My ambiguity.
Recently seeing everyone, they are all seem like to accomplish something or at least have something seems like a pretty cool plan to...
Recently seeing everyone, they are all seem like to accomplish something or at least have something seems like a pretty cool plan to reach out to, knowing exactly what to do, drives me crazy. By now I don’t really know what’s my next move. I do want to cry and I did cry a few times thinking about what I want and what I need, and all kinds of ridiculous relationships between these two. It’s exactly the feeling when you stuck in reverse.Sometimes I wonder what I wanna do with my own life and it has nothing to do with anyone else’s life. This kind of questions makes me realise that my answer turns out to be just an ambiguity one. I do know that I want to travel the world, meet new people, enjoy all kinds of moments in life but deep down inside, I know this is not enough to be a real perfect answer. By now I just know a fact that if I had a firm goal for myself, I definitely would not feel this empty.

Still there are some small achievements in which I’m trying to accomplish: performing on stage as an improviser, learning German, keep improving myself but sometimes I have to admit I really dunno what I’m doing all of those are for. I don’t think I even have my own definition of a fulfilled life. Especially for a fucked-up mind like mine.
From time to time, I do have a sense that I really have a real potential to become “Somebody”. But which one is that “Somebody” in this magnificent world? I doubt that I ever really know if this “Somebody” is really important for me to chase. I’ve been living my life in a little world of everyone else’s definitions and now it’s really hard for me to differentiate which ones are mine - the ones from my original system, not other’s. Go to Germany to study is so damn good for my future, I should do that. Is that my real thinking or just based on the result of other people’s talk?
Days like this reminds me of what I did few months ago, which I believe is always one of the best days in my life. I really miss that girl who at that time found many good friends and had a really good time in her heart. That does not mean my life in this moment sucks. To be honest, it’s quite good. And I will make it even better. But that girl and her time are unforgettable.
Lately I always question myself about what I’m doing and will do. It’s weird that I do have some clear plans for myself: reading a lot of books, travelling to many places as many as possible, learning German and ukulele, opening my own coffee shop, making friends and networking, making a name, etc but I’m still not so sure about what I’m going to do. Do I love reading? Hell yeah. Do I love travelling? Damn, of course I do. Do I love people? Well kind of. And I definitely love to speak German fluently. So why I still have this ambiguity?Right now I really want to stop feeling like I’m floating in empty space without any gravity holding me back to this life. Is this true when Tolkien said “Not all those who wander are lost”? Why am I feeling like I’m just wandering aimlessly? And I wonder when this gonna ends?

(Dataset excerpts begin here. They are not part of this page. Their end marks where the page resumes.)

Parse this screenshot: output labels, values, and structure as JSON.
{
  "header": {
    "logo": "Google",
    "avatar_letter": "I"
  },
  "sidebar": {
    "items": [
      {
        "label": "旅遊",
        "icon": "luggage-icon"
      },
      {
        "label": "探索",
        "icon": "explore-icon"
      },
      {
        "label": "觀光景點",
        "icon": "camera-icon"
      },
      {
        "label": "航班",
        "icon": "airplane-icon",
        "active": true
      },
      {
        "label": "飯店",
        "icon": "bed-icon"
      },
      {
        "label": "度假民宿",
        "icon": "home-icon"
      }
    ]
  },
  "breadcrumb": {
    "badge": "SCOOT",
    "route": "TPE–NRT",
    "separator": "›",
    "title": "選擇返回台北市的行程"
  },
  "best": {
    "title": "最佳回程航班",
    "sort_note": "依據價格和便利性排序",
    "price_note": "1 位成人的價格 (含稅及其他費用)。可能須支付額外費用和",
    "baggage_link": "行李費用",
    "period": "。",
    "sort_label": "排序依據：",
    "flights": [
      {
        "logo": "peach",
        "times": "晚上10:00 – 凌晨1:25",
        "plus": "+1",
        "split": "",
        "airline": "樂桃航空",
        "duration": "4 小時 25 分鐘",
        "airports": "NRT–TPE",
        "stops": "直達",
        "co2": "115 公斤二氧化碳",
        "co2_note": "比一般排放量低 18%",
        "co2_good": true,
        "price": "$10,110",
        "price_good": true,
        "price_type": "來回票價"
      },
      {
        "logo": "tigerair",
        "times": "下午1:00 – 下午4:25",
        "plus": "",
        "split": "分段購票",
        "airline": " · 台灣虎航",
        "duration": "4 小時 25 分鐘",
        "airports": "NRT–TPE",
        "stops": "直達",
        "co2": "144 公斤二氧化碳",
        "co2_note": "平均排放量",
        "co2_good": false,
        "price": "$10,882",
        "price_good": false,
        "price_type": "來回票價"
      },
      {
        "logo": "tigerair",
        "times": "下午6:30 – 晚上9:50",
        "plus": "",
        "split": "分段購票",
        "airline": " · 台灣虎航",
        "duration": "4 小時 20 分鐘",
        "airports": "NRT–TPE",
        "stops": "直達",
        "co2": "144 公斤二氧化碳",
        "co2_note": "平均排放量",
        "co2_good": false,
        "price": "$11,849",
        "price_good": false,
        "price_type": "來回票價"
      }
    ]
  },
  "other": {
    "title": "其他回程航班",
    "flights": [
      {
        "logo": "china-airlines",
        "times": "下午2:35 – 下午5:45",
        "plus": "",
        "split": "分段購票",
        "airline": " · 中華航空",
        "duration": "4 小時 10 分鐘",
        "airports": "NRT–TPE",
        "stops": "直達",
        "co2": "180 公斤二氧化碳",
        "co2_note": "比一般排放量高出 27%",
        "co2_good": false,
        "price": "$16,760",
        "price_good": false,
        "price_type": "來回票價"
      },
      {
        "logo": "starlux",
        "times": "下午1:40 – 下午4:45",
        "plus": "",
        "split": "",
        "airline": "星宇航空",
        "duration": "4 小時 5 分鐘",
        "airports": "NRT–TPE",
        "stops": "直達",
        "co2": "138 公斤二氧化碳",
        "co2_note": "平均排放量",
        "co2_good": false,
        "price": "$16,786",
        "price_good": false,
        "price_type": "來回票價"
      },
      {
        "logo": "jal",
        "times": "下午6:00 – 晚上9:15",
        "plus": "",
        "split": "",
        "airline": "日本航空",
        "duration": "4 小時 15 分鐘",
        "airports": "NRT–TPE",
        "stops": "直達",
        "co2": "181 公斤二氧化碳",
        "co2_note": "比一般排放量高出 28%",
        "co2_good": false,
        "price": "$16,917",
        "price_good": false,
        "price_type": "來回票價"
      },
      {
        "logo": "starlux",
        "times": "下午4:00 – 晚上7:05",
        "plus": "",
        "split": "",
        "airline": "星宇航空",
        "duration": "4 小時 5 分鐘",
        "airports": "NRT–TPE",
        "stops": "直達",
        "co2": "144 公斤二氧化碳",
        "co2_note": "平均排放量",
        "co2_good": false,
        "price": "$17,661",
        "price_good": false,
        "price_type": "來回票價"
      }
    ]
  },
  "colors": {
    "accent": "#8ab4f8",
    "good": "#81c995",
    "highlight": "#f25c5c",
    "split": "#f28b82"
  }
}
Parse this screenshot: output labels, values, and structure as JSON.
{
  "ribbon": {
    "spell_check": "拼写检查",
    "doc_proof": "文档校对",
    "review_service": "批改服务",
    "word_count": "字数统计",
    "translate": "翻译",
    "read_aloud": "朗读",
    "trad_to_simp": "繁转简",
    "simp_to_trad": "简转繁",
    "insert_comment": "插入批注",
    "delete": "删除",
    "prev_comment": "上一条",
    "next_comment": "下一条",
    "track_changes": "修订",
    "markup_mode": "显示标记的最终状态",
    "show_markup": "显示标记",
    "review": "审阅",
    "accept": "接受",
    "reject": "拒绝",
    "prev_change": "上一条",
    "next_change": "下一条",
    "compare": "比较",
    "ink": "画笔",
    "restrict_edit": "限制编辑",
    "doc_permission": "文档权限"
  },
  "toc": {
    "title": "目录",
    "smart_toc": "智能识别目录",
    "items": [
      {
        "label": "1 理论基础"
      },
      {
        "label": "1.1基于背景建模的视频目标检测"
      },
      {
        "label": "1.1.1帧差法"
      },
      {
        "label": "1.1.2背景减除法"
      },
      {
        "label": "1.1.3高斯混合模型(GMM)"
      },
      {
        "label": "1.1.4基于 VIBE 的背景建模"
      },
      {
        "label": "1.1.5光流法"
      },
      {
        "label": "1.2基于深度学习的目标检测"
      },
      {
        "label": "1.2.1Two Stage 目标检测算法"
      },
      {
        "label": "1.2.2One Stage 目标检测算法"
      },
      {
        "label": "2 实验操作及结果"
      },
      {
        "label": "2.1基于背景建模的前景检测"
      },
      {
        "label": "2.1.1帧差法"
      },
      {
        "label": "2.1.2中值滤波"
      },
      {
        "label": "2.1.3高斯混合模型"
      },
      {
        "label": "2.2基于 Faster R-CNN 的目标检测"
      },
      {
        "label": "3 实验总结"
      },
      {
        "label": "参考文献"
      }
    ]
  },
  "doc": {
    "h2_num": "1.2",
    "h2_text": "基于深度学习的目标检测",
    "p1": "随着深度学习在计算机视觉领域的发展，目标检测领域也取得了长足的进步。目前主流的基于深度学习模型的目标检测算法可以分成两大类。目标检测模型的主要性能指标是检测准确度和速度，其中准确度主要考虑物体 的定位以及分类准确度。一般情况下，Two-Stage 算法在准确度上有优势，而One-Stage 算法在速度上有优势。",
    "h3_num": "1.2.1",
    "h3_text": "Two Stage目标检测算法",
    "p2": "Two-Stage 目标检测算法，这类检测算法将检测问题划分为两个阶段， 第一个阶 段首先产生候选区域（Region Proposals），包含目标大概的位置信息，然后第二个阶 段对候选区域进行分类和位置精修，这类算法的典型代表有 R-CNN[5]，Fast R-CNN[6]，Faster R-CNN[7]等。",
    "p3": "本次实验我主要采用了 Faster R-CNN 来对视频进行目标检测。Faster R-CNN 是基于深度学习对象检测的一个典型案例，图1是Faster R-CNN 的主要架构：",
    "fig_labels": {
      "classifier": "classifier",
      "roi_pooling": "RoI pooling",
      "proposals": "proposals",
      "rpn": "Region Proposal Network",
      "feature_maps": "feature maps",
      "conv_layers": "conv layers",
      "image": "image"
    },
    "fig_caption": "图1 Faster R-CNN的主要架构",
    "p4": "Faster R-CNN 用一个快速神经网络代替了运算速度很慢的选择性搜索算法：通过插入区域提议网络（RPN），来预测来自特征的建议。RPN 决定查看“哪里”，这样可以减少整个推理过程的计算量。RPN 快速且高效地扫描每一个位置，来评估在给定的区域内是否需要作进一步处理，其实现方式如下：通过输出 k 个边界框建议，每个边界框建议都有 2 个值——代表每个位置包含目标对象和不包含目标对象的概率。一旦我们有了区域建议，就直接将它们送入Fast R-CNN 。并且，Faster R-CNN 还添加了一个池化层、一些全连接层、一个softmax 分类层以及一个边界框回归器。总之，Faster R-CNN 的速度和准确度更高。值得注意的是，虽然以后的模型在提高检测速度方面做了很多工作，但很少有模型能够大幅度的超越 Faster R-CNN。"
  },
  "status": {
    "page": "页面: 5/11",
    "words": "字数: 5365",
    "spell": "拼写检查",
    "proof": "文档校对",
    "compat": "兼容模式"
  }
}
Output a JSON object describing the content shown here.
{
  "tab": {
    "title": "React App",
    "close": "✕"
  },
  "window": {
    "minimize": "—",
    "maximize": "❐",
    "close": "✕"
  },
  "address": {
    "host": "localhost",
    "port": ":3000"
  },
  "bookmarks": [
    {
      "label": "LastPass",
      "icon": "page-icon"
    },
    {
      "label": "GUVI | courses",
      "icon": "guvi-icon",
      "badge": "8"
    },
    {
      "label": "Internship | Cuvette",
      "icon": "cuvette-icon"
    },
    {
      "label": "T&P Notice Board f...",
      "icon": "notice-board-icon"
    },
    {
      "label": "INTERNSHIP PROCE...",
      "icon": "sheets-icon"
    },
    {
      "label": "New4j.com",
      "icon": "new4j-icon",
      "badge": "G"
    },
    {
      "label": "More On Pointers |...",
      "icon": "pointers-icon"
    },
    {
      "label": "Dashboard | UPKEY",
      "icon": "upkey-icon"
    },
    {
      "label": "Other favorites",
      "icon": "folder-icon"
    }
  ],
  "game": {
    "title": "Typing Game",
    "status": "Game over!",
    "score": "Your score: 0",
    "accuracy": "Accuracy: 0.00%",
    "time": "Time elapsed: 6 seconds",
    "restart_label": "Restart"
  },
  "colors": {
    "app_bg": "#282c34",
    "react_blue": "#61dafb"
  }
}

The moment when I realised it had been more than a month since the last time I did something I enjoyed and meaningful. And now I could not stop feeling so guilty and driving myself mad for how much time I had wasted. Me right now: Having no challenges, always waiting for something to come, feeling insecure about what will happen and when. Even I myself getting tired of my whining.
But I still try to tell myself: The good thing is that I always believe there’s something good behind all this mess. I dunno exactly that good thing is but there’s always be something good down the road. There is something meaningful hidden in everything I’ve been through. A lesson to learn, a story to tell, new places to discover, memories to cherish, home to go back, somebody to love, chances to take.
So, I will tell myself for now : Take it slow. Enjoy the path and chill out.